In a lecture at the Australian National University in Canberra yesterday, he reflected on some of the changes. One is the combination, unique in postwar economic history, of weakness in the big advanced economies together with rapid growth in the resource-hungry and populous emerging world.

"Over the next few years Australian and New Zealand firms will need to make strategic decisions about how to make the most of these opportunities," he said.


Another change is the legacy of debt and caution from the boom and bust respectively.

"In advanced economies, deleveraging in the private sector appears to have started, but will take a long time - perhaps a generation. Very cautious households are a large part of the story of a slow and fragile recovery."

In New Zealand the apparently lower appetite for debt was perhaps a return to the more restrained standards of postwar years, but it remained to be seen whether deleveraging would continue.

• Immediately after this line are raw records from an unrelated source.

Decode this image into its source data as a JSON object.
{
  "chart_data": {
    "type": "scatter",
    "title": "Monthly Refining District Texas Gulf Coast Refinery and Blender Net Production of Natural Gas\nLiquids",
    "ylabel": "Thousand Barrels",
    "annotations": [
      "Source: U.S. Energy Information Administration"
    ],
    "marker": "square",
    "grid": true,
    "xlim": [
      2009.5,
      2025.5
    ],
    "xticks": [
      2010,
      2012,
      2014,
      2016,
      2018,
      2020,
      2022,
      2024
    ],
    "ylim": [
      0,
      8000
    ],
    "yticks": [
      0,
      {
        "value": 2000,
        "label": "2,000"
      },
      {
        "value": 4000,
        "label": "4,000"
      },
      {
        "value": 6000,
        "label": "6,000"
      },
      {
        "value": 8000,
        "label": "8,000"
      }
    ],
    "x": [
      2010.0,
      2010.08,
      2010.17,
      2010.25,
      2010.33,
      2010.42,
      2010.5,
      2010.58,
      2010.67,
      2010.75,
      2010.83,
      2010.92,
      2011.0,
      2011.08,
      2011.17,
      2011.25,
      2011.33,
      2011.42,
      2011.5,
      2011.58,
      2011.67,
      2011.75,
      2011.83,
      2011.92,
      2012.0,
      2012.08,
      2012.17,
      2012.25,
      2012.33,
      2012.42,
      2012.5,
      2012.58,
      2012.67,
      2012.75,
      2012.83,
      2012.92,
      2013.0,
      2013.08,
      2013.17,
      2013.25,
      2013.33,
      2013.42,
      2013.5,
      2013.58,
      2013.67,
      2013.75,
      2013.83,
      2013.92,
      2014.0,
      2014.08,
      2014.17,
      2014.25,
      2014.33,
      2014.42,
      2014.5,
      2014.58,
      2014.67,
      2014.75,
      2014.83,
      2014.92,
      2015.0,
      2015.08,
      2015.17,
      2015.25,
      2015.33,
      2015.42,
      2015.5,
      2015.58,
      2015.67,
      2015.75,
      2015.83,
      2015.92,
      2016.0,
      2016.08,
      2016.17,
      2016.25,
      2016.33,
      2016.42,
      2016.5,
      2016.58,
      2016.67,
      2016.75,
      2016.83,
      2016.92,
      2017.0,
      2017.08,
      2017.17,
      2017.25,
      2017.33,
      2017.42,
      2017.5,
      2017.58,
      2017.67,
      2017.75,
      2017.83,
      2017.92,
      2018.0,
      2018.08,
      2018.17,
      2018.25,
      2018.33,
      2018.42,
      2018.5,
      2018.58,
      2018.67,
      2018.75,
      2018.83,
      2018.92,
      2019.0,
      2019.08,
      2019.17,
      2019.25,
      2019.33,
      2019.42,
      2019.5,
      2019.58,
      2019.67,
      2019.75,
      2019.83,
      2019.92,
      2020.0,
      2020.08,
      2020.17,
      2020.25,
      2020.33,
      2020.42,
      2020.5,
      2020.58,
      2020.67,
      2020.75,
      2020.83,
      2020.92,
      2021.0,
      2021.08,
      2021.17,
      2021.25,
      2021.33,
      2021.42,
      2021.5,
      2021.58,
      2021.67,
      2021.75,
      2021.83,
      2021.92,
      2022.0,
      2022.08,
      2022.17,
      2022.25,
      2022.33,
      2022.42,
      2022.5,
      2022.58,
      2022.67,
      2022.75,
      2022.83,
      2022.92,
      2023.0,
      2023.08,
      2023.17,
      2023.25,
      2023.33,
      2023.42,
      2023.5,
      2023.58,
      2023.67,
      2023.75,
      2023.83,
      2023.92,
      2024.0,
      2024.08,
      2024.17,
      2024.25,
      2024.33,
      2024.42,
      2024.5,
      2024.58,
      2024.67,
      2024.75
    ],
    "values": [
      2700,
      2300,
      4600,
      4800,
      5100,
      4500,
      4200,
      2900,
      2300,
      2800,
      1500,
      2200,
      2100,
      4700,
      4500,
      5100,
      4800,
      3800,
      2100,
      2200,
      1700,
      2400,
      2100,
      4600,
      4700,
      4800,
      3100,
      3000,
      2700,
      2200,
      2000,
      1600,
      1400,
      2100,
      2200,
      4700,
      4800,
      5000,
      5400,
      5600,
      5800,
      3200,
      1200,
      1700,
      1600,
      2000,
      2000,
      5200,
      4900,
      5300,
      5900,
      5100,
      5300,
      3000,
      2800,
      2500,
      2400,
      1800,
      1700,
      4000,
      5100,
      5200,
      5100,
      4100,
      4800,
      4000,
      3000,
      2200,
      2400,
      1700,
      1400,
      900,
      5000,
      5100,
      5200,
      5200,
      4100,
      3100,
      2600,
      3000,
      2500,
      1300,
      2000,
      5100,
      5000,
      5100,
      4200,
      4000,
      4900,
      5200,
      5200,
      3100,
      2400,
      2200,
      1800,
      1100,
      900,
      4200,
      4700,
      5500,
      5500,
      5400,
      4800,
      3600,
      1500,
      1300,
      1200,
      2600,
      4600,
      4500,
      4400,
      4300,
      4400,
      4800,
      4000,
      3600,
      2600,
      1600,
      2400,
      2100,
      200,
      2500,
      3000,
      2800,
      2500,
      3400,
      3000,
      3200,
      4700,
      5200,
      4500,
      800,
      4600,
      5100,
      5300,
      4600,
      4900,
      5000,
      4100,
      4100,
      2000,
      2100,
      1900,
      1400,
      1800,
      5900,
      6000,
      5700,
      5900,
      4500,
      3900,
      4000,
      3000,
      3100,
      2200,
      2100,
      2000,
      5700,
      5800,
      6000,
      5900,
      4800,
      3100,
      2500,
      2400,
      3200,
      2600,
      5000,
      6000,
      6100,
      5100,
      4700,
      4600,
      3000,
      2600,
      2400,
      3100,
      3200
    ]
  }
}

Many researchers were studying the possible adverse effects of very low interest rates on investor risk-taking, Bollard said, and the effect on global financial conditions of large-scale quantitative easings by major central banks.

"In a globalised world, big players lowering their domestic interest rates ... will ... tend to promote capital flows to other countries and appreciation of their exchange rates," he said.

"As a small open economy, New Zealand has often seen the effects of carry trades on the exchange rate. This can be distortionary ..."

Bollard sounded a note of caution about expecting too much of the new macro-prudential tools regulators are arming themselves with, such as capital and liquidity buffers.